Foto: Divulgação/ARTESP

Situação pode comprometer segurança viária e saúde pública

ARTHUR FERRARI

Observar veículos abandonados nas rodovias tem se tornado cada vez mais comum, mas além de comprometer a segurança viária, dependendo de onde o veículo for deixado, há também o risco à saúde, pois as carcaças dos automóveis podem servir de criadouro do mosquito Aedes Aegypti, que se reproduz em águas paradas e transmite a dengue.

Um levantamento feito pela ARTESP (Agência de Transporte do Estado de São Paulo) revela que, no primeiro semestre de 2022, foram abandonados 2.869 veículos na faixa de domínio dos mais de dez mil quilômetros de malha concedida do Estado de São Paulo, seja em meio às áreas verdes sob responsabilidade das concessionárias ou nos acostamentos das rodovias. O número representa um aumento de 11% na comparação com 2021, quando ocorreram 2.580 ocorrências no mesmo período.

José Tavares de Morais Filho, supervisor de Operações da ARTESP, alerta que, “Veículos abandonados podem comprometer a segurança viária se estiverem próximos às rodovias. Mas, o principal risco é para a saúde das comunidades, já que há o acúmulo de sujeira e de água parada que potencializam a criação de mosquitos causadores de doenças como a dengue, zika e chikungunya”.

É importante ressaltar que quando o veículo é abandonado em áreas verdes ou trechos de mata, como canteiros centrais ou na lateral da pista, a Polícia Militar Rodoviária é acionada para verificação da procedência do automóvel e providenciar as medidas legais cabíveis.

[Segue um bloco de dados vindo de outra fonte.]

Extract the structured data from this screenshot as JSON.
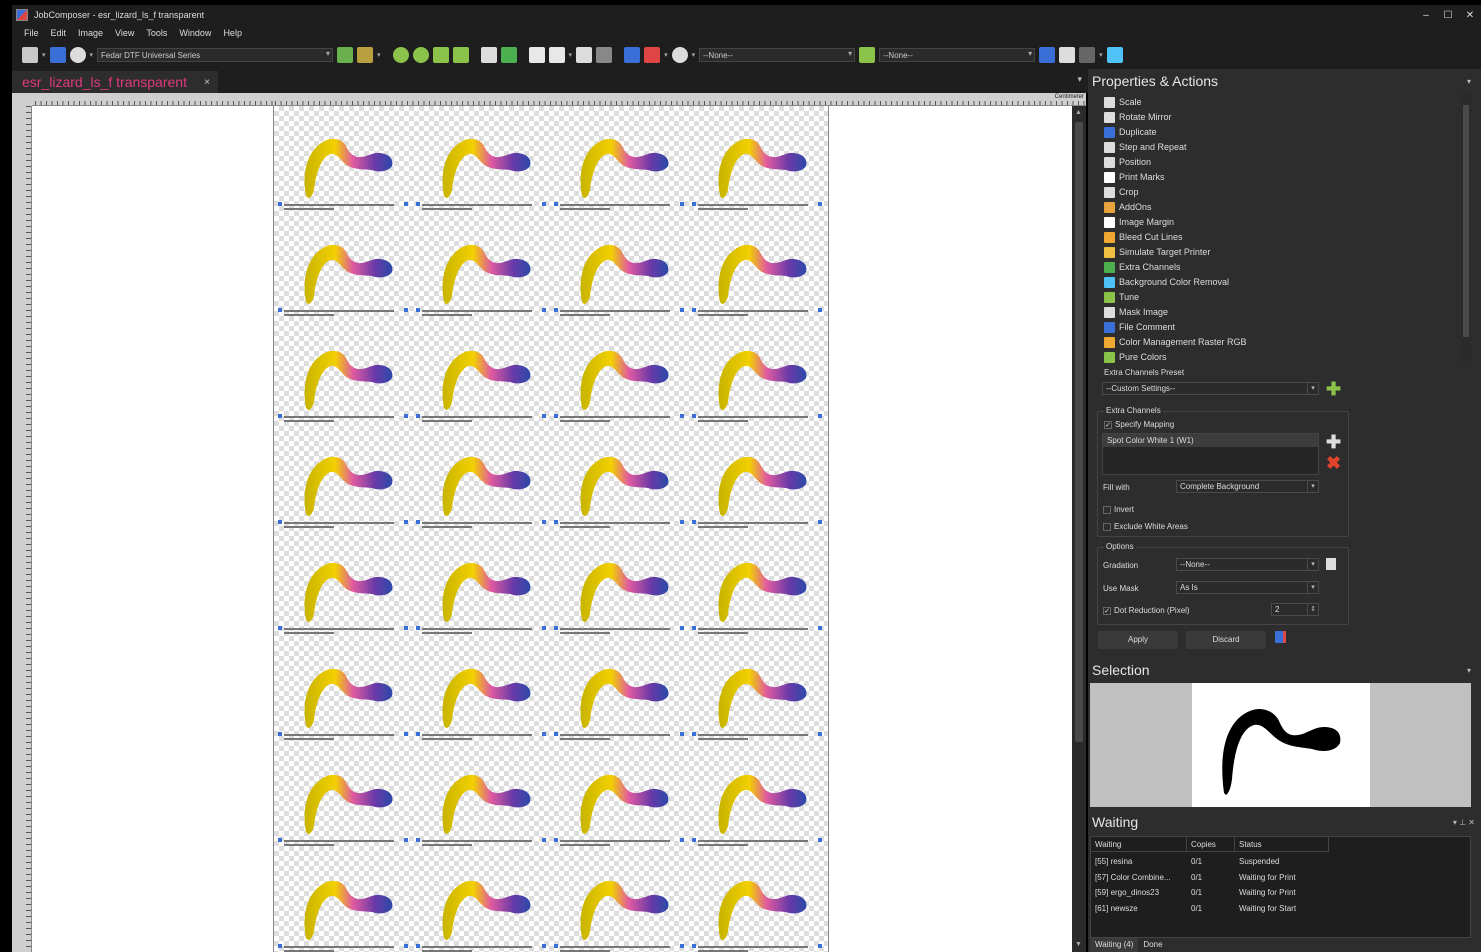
{
  "window": {
    "title": "JobComposer - esr_lizard_ls_f transparent",
    "minimize": "–",
    "maximize": "☐",
    "close": "✕"
  },
  "menu": [
    "File",
    "Edit",
    "Image",
    "View",
    "Tools",
    "Window",
    "Help"
  ],
  "toolbar": {
    "printer": "Fedar DTF Universal Series",
    "combo2": "--None--",
    "combo3": "--None--"
  },
  "document_tab": {
    "name": "esr_lizard_ls_f transparent",
    "close": "×"
  },
  "ruler": {
    "unit": "Centimeter"
  },
  "properties_panel": {
    "title": "Properties & Actions",
    "actions": [
      "Scale",
      "Rotate Mirror",
      "Duplicate",
      "Step and Repeat",
      "Position",
      "Print Marks",
      "Crop",
      "AddOns",
      "Image Margin",
      "Bleed Cut Lines",
      "Simulate Target Printer",
      "Extra Channels",
      "Background Color Removal",
      "Tune",
      "Mask Image",
      "File Comment",
      "Color Management Raster RGB",
      "Pure Colors"
    ],
    "preset_label": "Extra Channels Preset",
    "preset_value": "--Custom Settings--",
    "extra_channels_label": "Extra Channels",
    "specify_mapping": "Specify Mapping",
    "channel_item": "Spot Color White 1 (W1)",
    "fill_with_label": "Fill with",
    "fill_with_value": "Complete Background",
    "invert": "Invert",
    "exclude_white": "Exclude White Areas",
    "options_label": "Options",
    "gradation_label": "Gradation",
    "gradation_value": "--None--",
    "use_mask_label": "Use Mask",
    "use_mask_value": "As Is",
    "dot_reduction_label": "Dot Reduction (Pixel)",
    "dot_reduction_value": "2",
    "apply": "Apply",
    "discard": "Discard"
  },
  "selection_panel": {
    "title": "Selection"
  },
  "waiting_panel": {
    "title": "Waiting",
    "columns": [
      "Waiting",
      "Copies",
      "Status"
    ],
    "rows": [
      [
        "[55]  resina",
        "0/1",
        "Suspended"
      ],
      [
        "[57]  Color Combine...",
        "0/1",
        "Waiting for Print"
      ],
      [
        "[59]  ergo_dinos23",
        "0/1",
        "Waiting for Print"
      ],
      [
        "[61]  newsze",
        "0/1",
        "Waiting for Start"
      ]
    ],
    "tabs": [
      "Waiting (4)",
      "Done"
    ]
  },
  "colors": {
    "accent_tab": "#e0397f",
    "panel_bg": "#2d2d2d",
    "dark_bg": "#1e1e1e",
    "plus_green": "#8bc34a",
    "remove_red": "#e0452b"
  }
}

Já nos casos em que o veículo é deixado no acostamento, devido a problemas mecânicos, por exemplo, a concessionária entra em contato com o proprietário para que ele providencie a retirada, já que a situação pode comprometer a segurança de quem trafega na rodovia. Caso o automóvel esteja quebrado, um guincho da concessionária fará a remoção para uma base do Serviço de Atendimento ao Usuário.